Supernatural's world just feels a little more lived-in and real than Buffy's.

I don't disagree. It's because of that, because it's aiming for a realer feel, and achieving it to some degree, that all the logical flaws bug me more than they did on Buffy. Well, that and the fact that Buffy distracted me from its flaws by telling a more compelling story and telling it more skillfully. Sometimes I wonder if the huge amount of Supernatural fanfiction exists not just because the show has been on for so long, but because everyone who watches it thinks they could tell a better story with those characters.
posted by Redstart at 8:49 PM on December 19, 2018


I think a lot of the fanfiction is written because the show gives you so much world, people want to explore it. (Well, and of course there's all the Tumblr slashfic sexytimes. While the show's never been a mega-hit, it's somehow inspired like 45% of the slashfic that's ever been written. I don't get it, but have fun, kids.)
posted by Ursula Hitler at 2:15 PM on December 20, 2018


How did no one mention that this was a riff on Die Hard?! That was the best thing about the episode.
posted by Ruki at 2:01 AM on June 7, 2019 [1 favorite]


Quotes

Castiel: You know, the Empty said that it wouldn't come for me until I had finally given myself permission to be happy, but with everything we have going on, with -- with Michael still out there, I don't see that happening anytime soon. This life may be a lot of things, but it's rarely happy.
Jack: I'm sorry.
Castiel: Hey. At least we have Krunch Cookie Crunch.
Jack: Yeah. We do. Did you take the decoder ring out of the box?
Castiel: Maybe.

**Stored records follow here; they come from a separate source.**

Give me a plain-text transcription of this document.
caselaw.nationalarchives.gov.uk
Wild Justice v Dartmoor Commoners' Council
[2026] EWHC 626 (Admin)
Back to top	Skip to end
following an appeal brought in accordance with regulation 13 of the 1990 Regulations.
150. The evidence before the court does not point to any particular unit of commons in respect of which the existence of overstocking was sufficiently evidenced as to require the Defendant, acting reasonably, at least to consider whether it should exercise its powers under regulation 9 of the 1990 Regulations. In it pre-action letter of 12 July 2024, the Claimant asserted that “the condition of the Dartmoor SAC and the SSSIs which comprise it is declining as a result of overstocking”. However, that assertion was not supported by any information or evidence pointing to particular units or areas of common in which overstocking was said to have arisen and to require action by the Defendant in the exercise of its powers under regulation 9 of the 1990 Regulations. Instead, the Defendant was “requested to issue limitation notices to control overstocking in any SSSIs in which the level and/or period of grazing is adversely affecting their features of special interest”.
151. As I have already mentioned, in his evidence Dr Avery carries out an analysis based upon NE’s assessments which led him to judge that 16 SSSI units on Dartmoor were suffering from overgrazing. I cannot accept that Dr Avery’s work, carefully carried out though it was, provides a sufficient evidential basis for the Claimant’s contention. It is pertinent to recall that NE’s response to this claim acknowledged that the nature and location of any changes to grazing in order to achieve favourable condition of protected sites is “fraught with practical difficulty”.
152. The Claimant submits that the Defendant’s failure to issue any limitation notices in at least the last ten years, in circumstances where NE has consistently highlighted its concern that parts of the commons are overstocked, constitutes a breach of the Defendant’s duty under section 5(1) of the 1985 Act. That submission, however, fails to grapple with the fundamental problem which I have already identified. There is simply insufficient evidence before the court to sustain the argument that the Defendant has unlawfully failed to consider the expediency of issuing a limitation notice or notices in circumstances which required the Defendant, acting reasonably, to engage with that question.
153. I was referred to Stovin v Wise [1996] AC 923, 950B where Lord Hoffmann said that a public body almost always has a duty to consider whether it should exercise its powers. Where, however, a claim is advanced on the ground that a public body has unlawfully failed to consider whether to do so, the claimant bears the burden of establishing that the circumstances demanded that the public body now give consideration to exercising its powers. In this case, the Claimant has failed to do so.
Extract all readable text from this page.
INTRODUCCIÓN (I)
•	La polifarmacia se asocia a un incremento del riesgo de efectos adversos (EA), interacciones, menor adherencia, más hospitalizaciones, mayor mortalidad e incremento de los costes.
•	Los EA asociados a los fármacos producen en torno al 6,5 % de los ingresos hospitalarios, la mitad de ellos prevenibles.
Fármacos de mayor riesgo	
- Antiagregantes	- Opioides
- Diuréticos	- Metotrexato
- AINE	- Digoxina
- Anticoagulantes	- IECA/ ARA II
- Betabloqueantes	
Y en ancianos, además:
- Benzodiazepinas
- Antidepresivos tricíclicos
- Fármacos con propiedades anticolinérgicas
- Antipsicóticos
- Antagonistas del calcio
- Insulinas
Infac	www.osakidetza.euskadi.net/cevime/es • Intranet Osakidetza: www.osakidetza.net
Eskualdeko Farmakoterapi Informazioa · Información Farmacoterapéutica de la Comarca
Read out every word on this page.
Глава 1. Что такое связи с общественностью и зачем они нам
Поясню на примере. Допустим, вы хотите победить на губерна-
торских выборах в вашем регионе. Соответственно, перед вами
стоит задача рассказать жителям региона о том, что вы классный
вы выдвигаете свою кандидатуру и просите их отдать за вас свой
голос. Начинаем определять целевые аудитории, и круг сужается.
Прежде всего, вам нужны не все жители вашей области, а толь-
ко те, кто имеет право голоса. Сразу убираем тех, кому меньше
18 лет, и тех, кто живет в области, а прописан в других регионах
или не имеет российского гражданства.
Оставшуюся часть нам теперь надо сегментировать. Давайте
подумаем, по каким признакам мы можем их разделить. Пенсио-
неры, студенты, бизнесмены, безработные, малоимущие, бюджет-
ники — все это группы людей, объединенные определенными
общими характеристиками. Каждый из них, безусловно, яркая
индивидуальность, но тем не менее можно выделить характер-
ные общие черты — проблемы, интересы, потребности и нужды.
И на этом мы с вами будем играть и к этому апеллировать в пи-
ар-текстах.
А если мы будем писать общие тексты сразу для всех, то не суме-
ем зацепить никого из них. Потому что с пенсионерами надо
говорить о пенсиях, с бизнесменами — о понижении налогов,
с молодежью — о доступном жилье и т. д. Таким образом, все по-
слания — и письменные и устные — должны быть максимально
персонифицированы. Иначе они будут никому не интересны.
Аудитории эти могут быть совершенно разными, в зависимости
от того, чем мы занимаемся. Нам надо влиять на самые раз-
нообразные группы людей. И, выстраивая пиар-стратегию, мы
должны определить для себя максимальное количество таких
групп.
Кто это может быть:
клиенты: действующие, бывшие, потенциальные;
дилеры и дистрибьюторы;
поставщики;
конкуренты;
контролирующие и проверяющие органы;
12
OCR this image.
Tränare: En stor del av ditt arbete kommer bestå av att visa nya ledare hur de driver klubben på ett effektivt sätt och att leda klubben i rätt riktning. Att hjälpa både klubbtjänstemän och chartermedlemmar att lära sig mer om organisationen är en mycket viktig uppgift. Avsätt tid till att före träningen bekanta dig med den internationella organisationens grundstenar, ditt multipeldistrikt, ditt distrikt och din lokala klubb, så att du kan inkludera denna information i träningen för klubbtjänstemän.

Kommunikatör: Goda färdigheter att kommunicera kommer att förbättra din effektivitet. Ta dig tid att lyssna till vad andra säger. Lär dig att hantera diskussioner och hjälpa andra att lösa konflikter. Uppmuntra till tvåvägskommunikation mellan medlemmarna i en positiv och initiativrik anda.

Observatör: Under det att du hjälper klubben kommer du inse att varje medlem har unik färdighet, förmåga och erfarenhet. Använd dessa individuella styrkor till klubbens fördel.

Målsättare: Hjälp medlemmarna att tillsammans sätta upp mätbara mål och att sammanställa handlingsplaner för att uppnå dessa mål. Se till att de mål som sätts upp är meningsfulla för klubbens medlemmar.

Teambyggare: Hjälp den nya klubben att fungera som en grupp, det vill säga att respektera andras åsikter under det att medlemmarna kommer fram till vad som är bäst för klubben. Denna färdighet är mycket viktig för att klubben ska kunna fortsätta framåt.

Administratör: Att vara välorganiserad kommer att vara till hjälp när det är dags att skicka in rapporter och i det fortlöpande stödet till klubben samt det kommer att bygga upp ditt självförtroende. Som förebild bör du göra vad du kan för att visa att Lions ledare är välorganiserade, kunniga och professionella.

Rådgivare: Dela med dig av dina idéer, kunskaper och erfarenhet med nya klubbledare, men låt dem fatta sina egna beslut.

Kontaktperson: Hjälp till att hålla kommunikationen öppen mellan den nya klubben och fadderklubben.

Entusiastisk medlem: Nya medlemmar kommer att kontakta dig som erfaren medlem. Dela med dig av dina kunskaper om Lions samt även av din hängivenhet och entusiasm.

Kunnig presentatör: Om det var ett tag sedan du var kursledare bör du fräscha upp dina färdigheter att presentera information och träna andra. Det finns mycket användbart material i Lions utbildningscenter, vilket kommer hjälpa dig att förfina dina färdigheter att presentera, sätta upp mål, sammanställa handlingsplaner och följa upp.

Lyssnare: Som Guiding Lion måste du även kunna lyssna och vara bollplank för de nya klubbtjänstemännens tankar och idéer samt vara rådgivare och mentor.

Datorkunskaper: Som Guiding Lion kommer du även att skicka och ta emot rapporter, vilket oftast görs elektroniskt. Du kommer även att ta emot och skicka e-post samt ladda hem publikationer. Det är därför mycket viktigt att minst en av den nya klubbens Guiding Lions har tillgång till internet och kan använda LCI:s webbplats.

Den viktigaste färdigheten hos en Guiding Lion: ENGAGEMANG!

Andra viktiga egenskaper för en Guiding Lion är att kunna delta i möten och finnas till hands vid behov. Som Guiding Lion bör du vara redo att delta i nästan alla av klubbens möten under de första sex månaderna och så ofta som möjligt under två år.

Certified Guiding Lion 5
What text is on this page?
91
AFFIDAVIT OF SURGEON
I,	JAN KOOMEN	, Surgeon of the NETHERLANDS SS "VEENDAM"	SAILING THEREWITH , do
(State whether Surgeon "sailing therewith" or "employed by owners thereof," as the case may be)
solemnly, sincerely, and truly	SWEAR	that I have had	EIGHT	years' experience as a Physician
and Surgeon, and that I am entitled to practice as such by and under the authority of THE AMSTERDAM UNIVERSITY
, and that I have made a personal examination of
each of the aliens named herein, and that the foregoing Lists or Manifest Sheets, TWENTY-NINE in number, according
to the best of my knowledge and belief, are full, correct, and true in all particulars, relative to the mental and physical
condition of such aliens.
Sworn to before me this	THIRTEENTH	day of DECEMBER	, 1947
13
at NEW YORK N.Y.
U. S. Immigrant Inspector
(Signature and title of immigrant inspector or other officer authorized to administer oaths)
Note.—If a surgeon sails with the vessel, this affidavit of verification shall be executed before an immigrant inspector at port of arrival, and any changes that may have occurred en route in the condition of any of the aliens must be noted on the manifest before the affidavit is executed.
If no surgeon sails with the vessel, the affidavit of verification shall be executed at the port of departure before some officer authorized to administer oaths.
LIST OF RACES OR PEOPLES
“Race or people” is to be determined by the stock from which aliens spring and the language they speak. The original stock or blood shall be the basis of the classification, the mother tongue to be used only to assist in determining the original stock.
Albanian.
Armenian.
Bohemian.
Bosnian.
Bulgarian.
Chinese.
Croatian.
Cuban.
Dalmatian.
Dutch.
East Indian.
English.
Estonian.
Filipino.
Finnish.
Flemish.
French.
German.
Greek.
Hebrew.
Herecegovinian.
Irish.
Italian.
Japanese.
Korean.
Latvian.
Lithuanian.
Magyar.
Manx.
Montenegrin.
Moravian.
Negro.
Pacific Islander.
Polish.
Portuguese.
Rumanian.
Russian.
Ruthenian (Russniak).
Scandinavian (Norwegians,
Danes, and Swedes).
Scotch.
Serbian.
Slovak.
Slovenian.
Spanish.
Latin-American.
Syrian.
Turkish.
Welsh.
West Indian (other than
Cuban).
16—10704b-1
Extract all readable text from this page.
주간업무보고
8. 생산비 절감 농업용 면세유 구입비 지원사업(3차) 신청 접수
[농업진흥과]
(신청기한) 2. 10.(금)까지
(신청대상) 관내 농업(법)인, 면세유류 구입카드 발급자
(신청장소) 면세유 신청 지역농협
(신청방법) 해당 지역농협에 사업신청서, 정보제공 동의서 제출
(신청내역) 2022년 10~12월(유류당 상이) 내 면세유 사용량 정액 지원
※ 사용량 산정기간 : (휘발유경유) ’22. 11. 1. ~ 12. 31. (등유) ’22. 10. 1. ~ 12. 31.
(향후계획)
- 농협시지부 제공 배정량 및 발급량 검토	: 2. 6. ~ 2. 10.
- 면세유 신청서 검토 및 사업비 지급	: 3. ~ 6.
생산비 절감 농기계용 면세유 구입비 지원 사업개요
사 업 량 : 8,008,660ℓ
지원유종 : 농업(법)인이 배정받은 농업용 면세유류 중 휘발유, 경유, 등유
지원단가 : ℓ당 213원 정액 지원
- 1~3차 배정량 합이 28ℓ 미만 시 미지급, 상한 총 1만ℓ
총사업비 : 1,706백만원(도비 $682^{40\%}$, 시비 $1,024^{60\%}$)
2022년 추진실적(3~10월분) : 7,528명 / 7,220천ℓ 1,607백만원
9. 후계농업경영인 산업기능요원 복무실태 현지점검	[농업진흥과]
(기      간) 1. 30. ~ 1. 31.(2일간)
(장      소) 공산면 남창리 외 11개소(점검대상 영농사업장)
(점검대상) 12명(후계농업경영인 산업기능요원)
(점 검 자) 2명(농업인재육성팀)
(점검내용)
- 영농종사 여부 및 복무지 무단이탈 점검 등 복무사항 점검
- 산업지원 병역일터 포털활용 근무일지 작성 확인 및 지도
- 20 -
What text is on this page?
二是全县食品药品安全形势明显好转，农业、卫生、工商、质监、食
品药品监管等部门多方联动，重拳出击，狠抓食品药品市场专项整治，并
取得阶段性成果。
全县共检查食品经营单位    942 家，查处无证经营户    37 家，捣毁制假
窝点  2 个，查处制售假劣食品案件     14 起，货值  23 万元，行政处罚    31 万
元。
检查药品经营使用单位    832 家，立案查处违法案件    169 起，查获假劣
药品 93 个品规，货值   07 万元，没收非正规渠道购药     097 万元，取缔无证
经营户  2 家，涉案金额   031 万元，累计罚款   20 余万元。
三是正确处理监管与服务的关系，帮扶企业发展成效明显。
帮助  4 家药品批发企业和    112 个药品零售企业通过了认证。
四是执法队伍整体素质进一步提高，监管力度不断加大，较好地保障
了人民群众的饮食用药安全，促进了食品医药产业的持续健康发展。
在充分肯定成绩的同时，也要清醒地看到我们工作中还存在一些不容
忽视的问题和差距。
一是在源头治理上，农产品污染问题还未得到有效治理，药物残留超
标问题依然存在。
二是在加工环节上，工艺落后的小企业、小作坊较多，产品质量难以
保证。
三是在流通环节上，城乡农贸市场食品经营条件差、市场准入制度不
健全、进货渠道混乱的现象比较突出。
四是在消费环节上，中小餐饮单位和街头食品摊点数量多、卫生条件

The secret password is "cookietacular".

Dean: You put the only weapon we have against Michael in the mail?
Ketch: Ah, not just any mail. I paid extra. Certified Priority Express.
Dean: He paid extra.

Alt-Michael: This one's a bit scrawny and a bit familiar. I recognize you, Garth.
Garth: We've met? 'Cause I think I'd remember that.
Alt-Michael: Oh, I've spent some time in Dean Winchester's head -- his, um, memories. You were his friend.
Garth: Still am.
Alt-Michael: Makes one of us.

Melanie: You have nothing to fear. Only one in seven volunteers explode when they drink it.
Garth: Russian roulette odds. I like it. [drinks] Sláinte.

Trivia

Jensen Ackles suffered from the flu during filming of this episode. In the last scene he had a temperature of 102.

The parking garage scene, the playing of "Ode to Joy" and being set at Christmastime are fun nods to the 1988 Bruce Willis movie Die Hard. The name of the office building, Hitomi Plaza, is also reminiscent of Nakatomi Plaza, where the majority of Die Hard takes place.

The other werewolf volunteer tells Garth that a friend of his took archangel grace and became immune to silver, meaning that he can only be killed by "the full Ichabod", i.e., decapitation. This is a reference to the character of Ichabod Crane from Washington Irving's short story "The Legend of Sleepy Hollow", which famously features a headless horseman.

When Sam pulls the map of Missouri up on his laptop, Joplin is shown as being close to Rolla. Joplin is actually located in the southwestern part of the state.
posted by orange swan at 2:01 PM on March 23, 2022


The melting egg effect wasn't entirely convincing, and that was a cheap-looking spear.

Angels can't possess someone without consent, so it doesn't make much sense that Michael could repossess Dean against his will.

Jack eats and sleeps like a human. Castiel doesn't sleep, though he can eat.

It surely would have been better to wait until Jack had his powers back before taking on Michael.